The Turkish government responded testily to Palladino’s remarks, as the state-run Anadolu Agency reported late on Tuesday, citing Turkish officials.

“We urge all parties, including foreign governments, to respect the legal process and refrain from taking any steps that may be construed as meddling in Turkey’s internal affairs,” Erdogan’s communications director, Fahrettin Altun, tweeted.

Turkish Foreign Ministry spokesman, Hami Aksoy, issued a statement, “No country has the right to intervene in the election results of another country in a way that is far from law and democracy,” while he affirmed, “Anti-democratic approaches and habits can no way overshadow Turkey’s democratic maturity.”
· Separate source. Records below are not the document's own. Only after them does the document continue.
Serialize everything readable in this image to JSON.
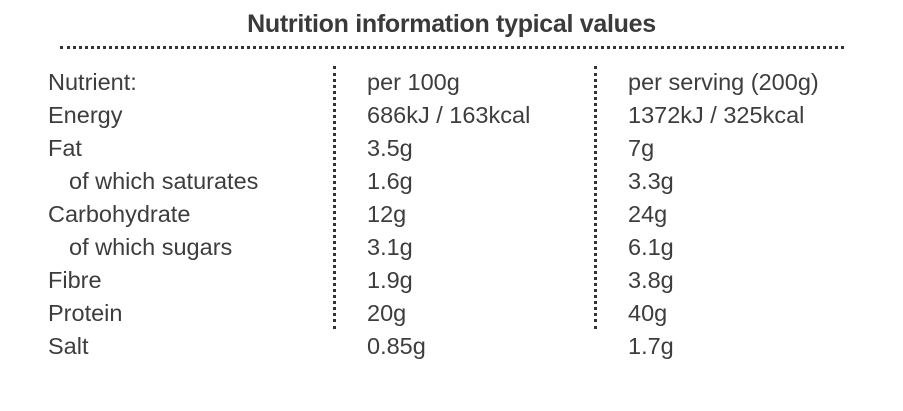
{
  "title": "Nutrition information typical values",
  "header": {
    "nutrient": "Nutrient:",
    "per100": "per 100g",
    "perServing": "per serving (200g)"
  },
  "rows": [
    {
      "nutrient": "Energy",
      "per100": "686kJ / 163kcal",
      "perServing": "1372kJ / 325kcal"
    },
    {
      "nutrient": "Fat",
      "per100": "3.5g",
      "perServing": "7g"
    },
    {
      "nutrient": "of which saturates",
      "per100": "1.6g",
      "perServing": "3.3g"
    },
    {
      "nutrient": "Carbohydrate",
      "per100": "12g",
      "perServing": "24g"
    },
    {
      "nutrient": "of which sugars",
      "per100": "3.1g",
      "perServing": "6.1g"
    },
    {
      "nutrient": "Fibre",
      "per100": "1.9g",
      "perServing": "3.8g"
    },
    {
      "nutrient": "Protein",
      "per100": "20g",
      "perServing": "40g"
    },
    {
      "nutrient": "Salt",
      "per100": "0.85g",
      "perServing": "1.7g"
    }
  ]
}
However, Erdogan’s ever-increasing autocratic methods have raised serious concerns abroad. As the editors of The New York Times noted on Tuesday, the Western democracies have “been losing hope that Turkey can be a reliable ally.”

“The latest election results offer a chance to assure [Erdogan] that any tampering would widen that breach”—which was pretty much the thrust of Palladino’s remarks.
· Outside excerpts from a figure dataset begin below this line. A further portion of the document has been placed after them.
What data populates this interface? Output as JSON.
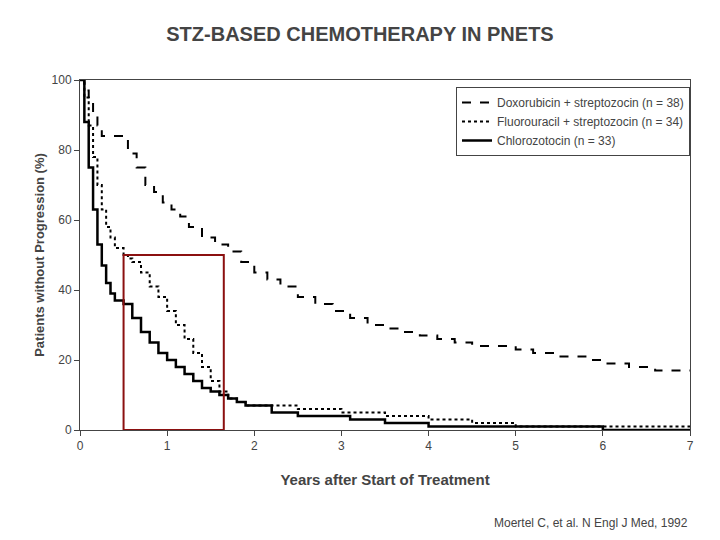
{
  "chart_data": {
    "type": "line",
    "title": "STZ-BASED CHEMOTHERAPY IN PNETS",
    "x_label": "Years after Start of Treatment",
    "y_label": "Patients without Progression (%)",
    "xlim": [
      0,
      7
    ],
    "ylim": [
      0,
      100
    ],
    "xticks": [
      0,
      1,
      2,
      3,
      4,
      5,
      6,
      7
    ],
    "yticks": [
      0,
      20,
      40,
      60,
      80,
      100
    ],
    "grid": false,
    "legend": "upper right",
    "annotations": [
      "Moertel C, et al. N Engl J Med, 1992"
    ],
    "rectangles": [
      {
        "x0": 0.5,
        "y0": 0,
        "x1": 1.65,
        "y1": 50,
        "color": "#8B1010"
      }
    ],
    "series": [
      {
        "name": "Doxorubicin + streptozocin (n = 38)",
        "color": "#000000",
        "line_style": "dashed",
        "x": [
          0,
          0.05,
          0.1,
          0.15,
          0.2,
          0.25,
          0.35,
          0.45,
          0.55,
          0.65,
          0.75,
          0.85,
          0.95,
          1.05,
          1.15,
          1.25,
          1.4,
          1.55,
          1.7,
          1.85,
          2.0,
          2.15,
          2.3,
          2.5,
          2.7,
          2.9,
          3.1,
          3.3,
          3.5,
          3.7,
          3.9,
          4.1,
          4.3,
          4.5,
          4.8,
          5.0,
          5.2,
          5.5,
          5.8,
          6.0,
          6.3,
          6.6,
          7.0
        ],
        "values": [
          100,
          97,
          94,
          90,
          87,
          84,
          84,
          84,
          79,
          75,
          70,
          68,
          65,
          63,
          61,
          58,
          55,
          53,
          51,
          48,
          45,
          43,
          41,
          38,
          36,
          34,
          32,
          30,
          29,
          28,
          27,
          26,
          25,
          24,
          24,
          23,
          22,
          21,
          20,
          19,
          18,
          17,
          17
        ]
      },
      {
        "name": "Fluorouracil + streptozocin (n = 34)",
        "color": "#000000",
        "line_style": "dotted",
        "x": [
          0,
          0.05,
          0.1,
          0.15,
          0.2,
          0.25,
          0.3,
          0.35,
          0.4,
          0.5,
          0.55,
          0.6,
          0.7,
          0.8,
          0.9,
          1.0,
          1.1,
          1.2,
          1.3,
          1.4,
          1.5,
          1.6,
          1.7,
          1.8,
          1.9,
          2.0,
          2.5,
          3.0,
          3.5,
          4.0,
          4.2,
          4.5,
          5.0,
          5.5,
          6.0,
          7.0
        ],
        "values": [
          100,
          95,
          87,
          78,
          70,
          63,
          58,
          55,
          52,
          50,
          49,
          48,
          45,
          41,
          38,
          34,
          30,
          26,
          22,
          18,
          14,
          11,
          9,
          8,
          7,
          7,
          6,
          5,
          4,
          3,
          3,
          2,
          1,
          1,
          1,
          1
        ]
      },
      {
        "name": "Chlorozotocin (n = 33)",
        "color": "#000000",
        "line_style": "solid",
        "x": [
          0,
          0.05,
          0.1,
          0.15,
          0.2,
          0.25,
          0.3,
          0.35,
          0.4,
          0.45,
          0.5,
          0.6,
          0.7,
          0.8,
          0.9,
          1.0,
          1.1,
          1.2,
          1.3,
          1.4,
          1.5,
          1.6,
          1.7,
          1.8,
          1.9,
          2.0,
          2.2,
          2.5,
          2.8,
          3.1,
          3.5,
          4.0,
          4.3,
          4.5,
          5.0,
          5.5,
          6.0,
          7.0
        ],
        "values": [
          100,
          88,
          75,
          63,
          53,
          47,
          42,
          39,
          37,
          37,
          36,
          32,
          28,
          25,
          22,
          20,
          18,
          16,
          14,
          12,
          11,
          10,
          9,
          8,
          7,
          7,
          5,
          4,
          4,
          3,
          2,
          1,
          1,
          1,
          1,
          1,
          0,
          0
        ]
      }
    ]
  }
}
The Times also expressed concern that “Erdogan could try to increase his flagging support by undertaking long-threatened military operations against America’s Kurdish allies in Syria.”

That is one of a series of issues that have roiled relations between the US and Turkey. They also include Turkey’s repeatedly stated determination to purchase the Russian air defense system, the S-400, which prompted the Pentagon on Monday to suspend Turkey’s participation in the F-35 program, although Acting Secretary of Defense Patrick Shanahan said on Tuesday that he expected the dispute would be resolved.

Turkish Foreign Minister Mevlut Cavusoglu is in Washington for a meeting of NATO’s foreign ministers to mark the 70th anniversary of the founding of the alliance. He will meet with US Secretary of State Mike Pompeo on Wednesday.